Dauantage une chose[2] estrange est que ces Ameriques ne font iamais entre eux aucune treue, ne paction, quelque inimitié qu’il y ait, comme font toutes autres nations, mesmes entre les plus cruels et barbares, comme Turcs, Mores et Arabes : et pense que si Thesée premier auteur des treues entre les Grecs y estoit, il seroit plus empesché qu’il ne fut cru. Ils ont quelques ruses de guerre pour surprendre l’un l’autre, aussi bien que l’on peut auoir en autres lieux. Donc ces Ameriques ayans inimitié perpetuelle, et de tout temps contre leurs voisins susnommez, se cherchent souuent les uns les autres, et se battent autant furieusement qu’il est possible. Ce que les contraint d’une part et d’autre de se fortifier de gens et armes chacun village. Ils s’assemblerôt de nuit en grand nôbre pour faire le guet : car ils sont coustumiers de se surprendre plus de nuit que de iour. Chaussetrapes des Sauuages.
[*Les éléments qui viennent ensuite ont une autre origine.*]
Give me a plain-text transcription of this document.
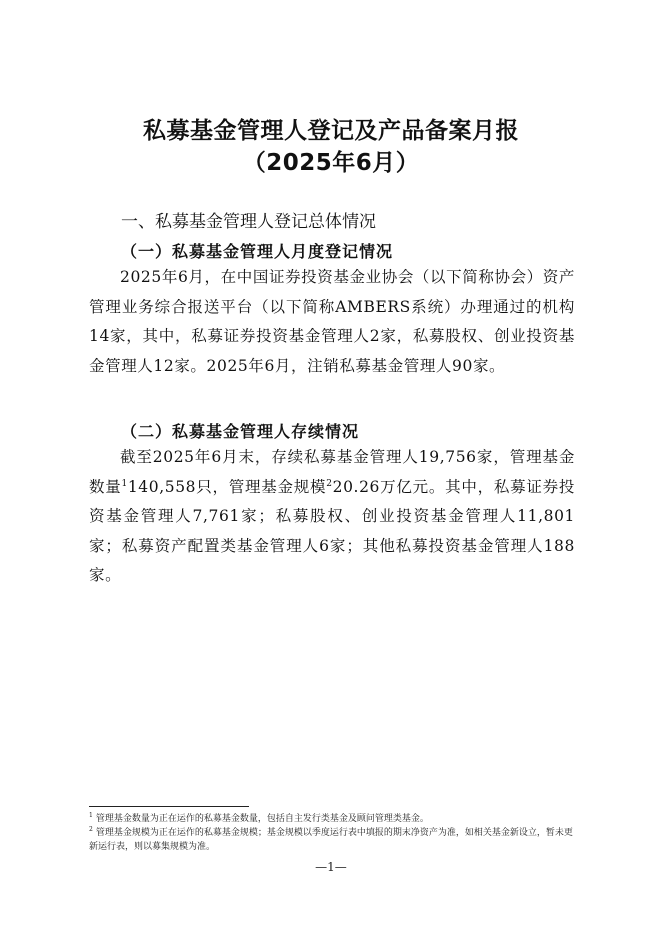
私募基金管理人登记及产品备案月报
（2025年6月）
一、私募基金管理人登记总体情况
（一）私募基金管理人月度登记情况

2025年6月，在中国证券投资基金业协会（以下简称协会）资产管理业务综合报送平台（以下简称AMBERS系统）办理通过的机构14家，其中，私募证券投资基金管理人2家，私募股权、创业投资基金管理人12家。2025年6月，注销私募基金管理人90家。

（二）私募基金管理人存续情况

截至2025年6月末，存续私募基金管理人19,756家，管理基金数量$^1$140,558只，管理基金规模$^2$20.26万亿元。其中，私募证券投资基金管理人7,761家；私募股权、创业投资基金管理人11,801家；私募资产配置类基金管理人6家；其他私募投资基金管理人188家。

$^1$ 管理基金数量为正在运作的私募基金数量，包括自主发行类基金及顾问管理类基金。

$^2$ 管理基金规模为正在运作的私募基金规模；基金规模以季度运行表中填报的期末净资产为准，如相关基金新设立，暂未更新运行表，则以募集规模为准。

—1—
Si aucunes fois ils sont aduertis, ou autrement se soupsonnent de la venue de leurs ennemis, ils vous planterôt en terre tout autour de leurs tugures, loing d’un trait d’arc, une infinité de cheuilles de bois fort agues[3], de maniere que le bout qui sort hors de terre estant fort agu, ne se voit que bien peu : ce que ie ne puis mieux côparer qu’aux chaussetrapes dot l’ô use par deça : à fin que les ennemis se percent les pieds, qui sot nuds, ainsi que le reste du corps : et par ce moyê les puissent saccager, c’est assauoir tuer les uns, les autres emmener prisonniers. C’est un tresgrâd hôneur à eux lesquels partans de leur païs pour aller assaillir les autres sur leurs frontieres, et quand ils amenent plusieurs de leurs ennemis prisonniers en leurs païs : aussi est il celebré, et honnoré des autres, comme un Roy et grand Seigneur qui en a le plus tué. Quand ils veulent surprendre quelque village l’un de l’autre, ils se cacherôt et musseront de nuit par les bois ainsi que renards, se tenans là quelque espace de temps, iusques à tant qu’ils ayent gaigné l’opportunité de se ruer dessus.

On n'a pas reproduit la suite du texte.